Era uma presença constante e, para mantê-la revezavam-se com os colegas que provinham de outros Estados, como os nossos do Paraná, Goiás e Pará. Para Gunter Axt os gaúchos se articulavam bem como os colegas do Paraná, tanto como com os paulistas.

E é fácil registrar a presença de muitos dos nossos coestaduanos no processo. Fajardo José Pereira Faria foi da Comissão de Estudos Constitucionais e consta que procurou contribuir para a influência do texto da CONAMP no anteprojeto dos notáveis, depois rejeitado. Antonio Bassi era, ao tempo, presidente da Associação do Paraná, participou da comissão e subscreveu a “Carta de Curitiba”. Milton Riquelme de Macedo foi presidente da CONAMP por dois mandatos, de 1993 a 1996, e, para o colega Joaquim Cabral Netto desenvolveu um excelente trabalho no Congresso Nacional, além da criação de um jornal informativo da CONAMP. Porém, quando Milton postulou sua reeleição para o biênio 1995-1997, terminou empatado com seu concorrente Achiles de Jesus Siqueira Filho, razão pela qual dividiram o mandato por acordo, e Milton concluiu apenas o primeiro ano do biênio (“História do Ministério Público de Minas Gerais”, vol. I, pags. 557/558).
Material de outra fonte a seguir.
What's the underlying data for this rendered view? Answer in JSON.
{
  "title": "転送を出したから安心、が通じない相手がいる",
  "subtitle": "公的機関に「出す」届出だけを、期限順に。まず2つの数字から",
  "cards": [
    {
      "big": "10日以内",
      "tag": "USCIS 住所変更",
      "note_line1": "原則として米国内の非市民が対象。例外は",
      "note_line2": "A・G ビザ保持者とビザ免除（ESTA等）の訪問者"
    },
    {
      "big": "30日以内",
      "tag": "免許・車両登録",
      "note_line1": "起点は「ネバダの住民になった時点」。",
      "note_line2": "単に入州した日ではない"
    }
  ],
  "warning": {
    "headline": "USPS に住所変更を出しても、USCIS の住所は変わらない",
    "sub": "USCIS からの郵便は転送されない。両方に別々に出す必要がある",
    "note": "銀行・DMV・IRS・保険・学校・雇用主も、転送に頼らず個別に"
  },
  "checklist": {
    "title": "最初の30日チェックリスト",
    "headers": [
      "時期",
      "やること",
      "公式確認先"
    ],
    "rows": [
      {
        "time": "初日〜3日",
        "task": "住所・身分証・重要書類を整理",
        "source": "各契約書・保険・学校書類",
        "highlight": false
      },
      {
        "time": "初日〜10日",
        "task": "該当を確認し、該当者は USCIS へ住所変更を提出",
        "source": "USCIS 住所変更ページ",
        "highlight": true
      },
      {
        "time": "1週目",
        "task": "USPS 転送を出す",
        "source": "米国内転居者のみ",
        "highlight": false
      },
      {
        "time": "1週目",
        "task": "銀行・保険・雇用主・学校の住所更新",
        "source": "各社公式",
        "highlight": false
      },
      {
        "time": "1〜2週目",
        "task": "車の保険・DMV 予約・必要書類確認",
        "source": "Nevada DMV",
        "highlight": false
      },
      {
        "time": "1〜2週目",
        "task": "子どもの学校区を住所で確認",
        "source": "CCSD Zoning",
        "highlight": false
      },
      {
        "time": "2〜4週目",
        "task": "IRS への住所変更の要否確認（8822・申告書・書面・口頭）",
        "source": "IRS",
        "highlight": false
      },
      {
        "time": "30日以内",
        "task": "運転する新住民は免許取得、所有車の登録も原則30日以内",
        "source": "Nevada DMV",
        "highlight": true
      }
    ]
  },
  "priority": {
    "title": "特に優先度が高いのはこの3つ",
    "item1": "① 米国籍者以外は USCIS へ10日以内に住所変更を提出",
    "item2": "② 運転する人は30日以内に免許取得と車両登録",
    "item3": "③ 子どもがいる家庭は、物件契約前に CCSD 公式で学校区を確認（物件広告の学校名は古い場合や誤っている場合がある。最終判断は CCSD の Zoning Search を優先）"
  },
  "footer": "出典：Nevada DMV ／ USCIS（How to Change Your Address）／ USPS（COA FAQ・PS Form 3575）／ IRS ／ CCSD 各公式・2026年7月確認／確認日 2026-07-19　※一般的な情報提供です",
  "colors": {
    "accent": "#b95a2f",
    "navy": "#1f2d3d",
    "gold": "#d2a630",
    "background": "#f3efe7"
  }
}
Contam-se ainda inúmeros colegas que se dispuseram a fazer o trânsito das notícias e dos rumores, em “plantão no Plenário, vigília nas gráficas do Senado e peregrinações pelos gabinetes parlamentares”. É possível citar muitos deles, com destaque para o deputado Euclides Girolamo Scalco e o apoio de toda a nossa bancada federal. Jerônimo de Albuquerque Maranhão venceu sua irreprimível resistência a viajar de avião, para estar presente ao plenário do Congresso Nacional. Temos também o ativo e prestante Luiz Celso de Medeiros, Ronaldo Antônio Botelho, Olympio de Sá Sotto Maior Neto, Luiz Chemim Guimarães, Nilton Marcos Carias de Oliveira, Osman de Santa Cruz Arruda e tantos mais que com vinte e sete anos de memória não é fácil resgatar.

Por fim, em 5 de outubro de 1988 resultou aprovada em triunfo a “Constituição Cidadã”.

No geral ela avançou sobre a “Carta de Curitiba”, que foi superada logo no começo e chegou a receber o epíteto de documento medieval, antigualha feudal.

Na verdade, o Ministério Público constituiu um projeto institucional bem sucedido, porque dentro do nosso sistema de justiça foi ele quem mais evoluiu.

Inocêncio de Oliveira festejou-o como “um dos mais moderno textos sobre o MP de todo mundo” e Bonifácio de Andrade viu nele “um instrumento em favor da Justiça ... e ... do povo brasileiro.

Na verdade, porém, o projeto chegou também a ser derrotado em certos pontos, como na escolha do Procurador-Geral e na incorporação dos agentes ministeriais nos Tribunais de Contas, bem como na permanência, em quadro especial, aqueles que tinham função eletiva antes da Constituição.

Por outro lado, entretanto, representou um verdadeiro triunfo institucional, o maior deles, pois consolidou sua organização e disciplinou suas atribuições de forma constitucional. Concedeu-lhe exclusividade na ação pública criminal e permitiu-lhe requisitar diligências investigativas. Conferiu-lhe o controle externo da atividade policial.

Na área cível, a nova Constituição, atribuiu-lhe o direito da ação de inconstitucionalidade; a promoção da ação civil pública; a defesa dos interesses indígenas e a vigilância da probidade administrativa dos detentores da administração pública.

Ao fim de tudo, confessou Araldo Dal Pozzo que, quando o painel eletrônico da Assembleia Nacional Constituinte registrou o último “SIM”, que lhe dava a vitória plenária, com apenas 11 votos contra, ele já não pode conter a emoção que o dominava e teve uma crise intensa de choro, abraçado a seus colegas e amigos, à volta. Curtia sua paixão...

No mesmo 5 de outubro a nova Constituição foi promulgada e Ulysses Silveira Guimarães fez um discurso histórico, cujo fecho foi: “Muda, Brasil”.